Again, I said nothing about "Everythingism", my comments about "physical 
existence" being a meaningless middleman would apply just as well if we 
believed there was only one universe that "existed" in the sense of giving rise 
to first-person experiences and qualia.

> 
> >  > > In that case you might as well call it "primary ectoplasm" or "primary 
> > asdfgh".
> >
> > > You might as well call "2" the successor of "0". All symbols are
> > > arbitrary.
> >
> > My point was just that I think it's *misleading* to use the word "matter" 
> > which already has all sorts of intuitive associations for us, when really 
> > you're talking about something utterly mysterious whose properties are 
> > completely divorced from our experiences, more like Kant's "noumena" which 
> > were supposed to be things-in-themselves separate from all phenomenal 
> > properties (including quantitative ones).
> 
> I don't accept that characterisation of PM. (BTW, phenomenal
> properties could be accounted for
> as non-mathematical attributes of PM)
Well, see my point above about the complete indistinguishability of scenario A 
from scenario B from the perspective of conscious observers.

> 
> > > > And are you making any explicit assumption about the relation between 
> > > > this "primary matter" and qualia/first-person experience? If not, then 
> > > > I don't see why it wouldn't be logically possible to have a universe 
> > > > with primary matter but no qualia (all living beings would be zombies), 
> > > > or qualia but no primary matter (and if you admit this possibility, 
> > > > then why shouldn't we believe this is exactly the type of universe we 
> > > > live in?)
> >
> > > The second possibility is ruled out because it predicts White Rabbits.
> >
> > I don't agree, there's no reason you couldn't postulate a measure
> 
> Yes there is: you have to justify from first principles and not just
> postulate it.
Huh? Who made up that rule? If you can postulate that only one mathematically 
possible universe exists in the physical sense without justifying it from first 
principles, I can postulate that only one mathematically possible universe 
exists in the giving-rise-to-conscious-experience sense.

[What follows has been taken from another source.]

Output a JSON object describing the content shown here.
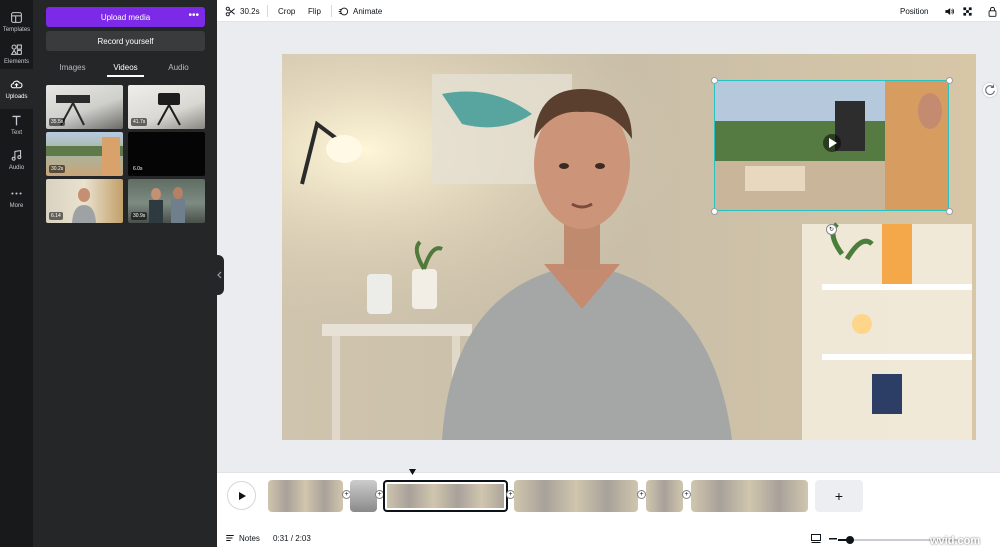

> The problem is that if all possible maths exists, all possible
> measures exist...
> you can't pick out one as being, for some contingent reason "the"
> measure....
> 
> >on the set of mathematical possibilities which determined the likelihood 
> >they would actually be experienced by conscious observers--this measure 
> >might be such that white-rabbit worlds would be very improbable, it might 
> >even pick out a unique mathematically possible universe where the possible 
> >observers are actually conscious, while assigning zero measure to all other 
> >possibilities.
> 
> So you are appealing to the unknown relationship between maths and
> qualia, rather than the unknown properties
> of matter?
If you want to put it that way, sure. This isn't necessarily what I believe 
personally, I'm just pointing out that *if* you want to believe in a single 
universe that "exists" in some sense distinct from the Quinean sense, then it's 
much simpler to just talk about existence in the sense of giving rise to 
conscious experience rather than first talking about something mysterious 
called "physical existence" and then as an afterthought adding the additional 
claim that physical existence is required for conscious experience.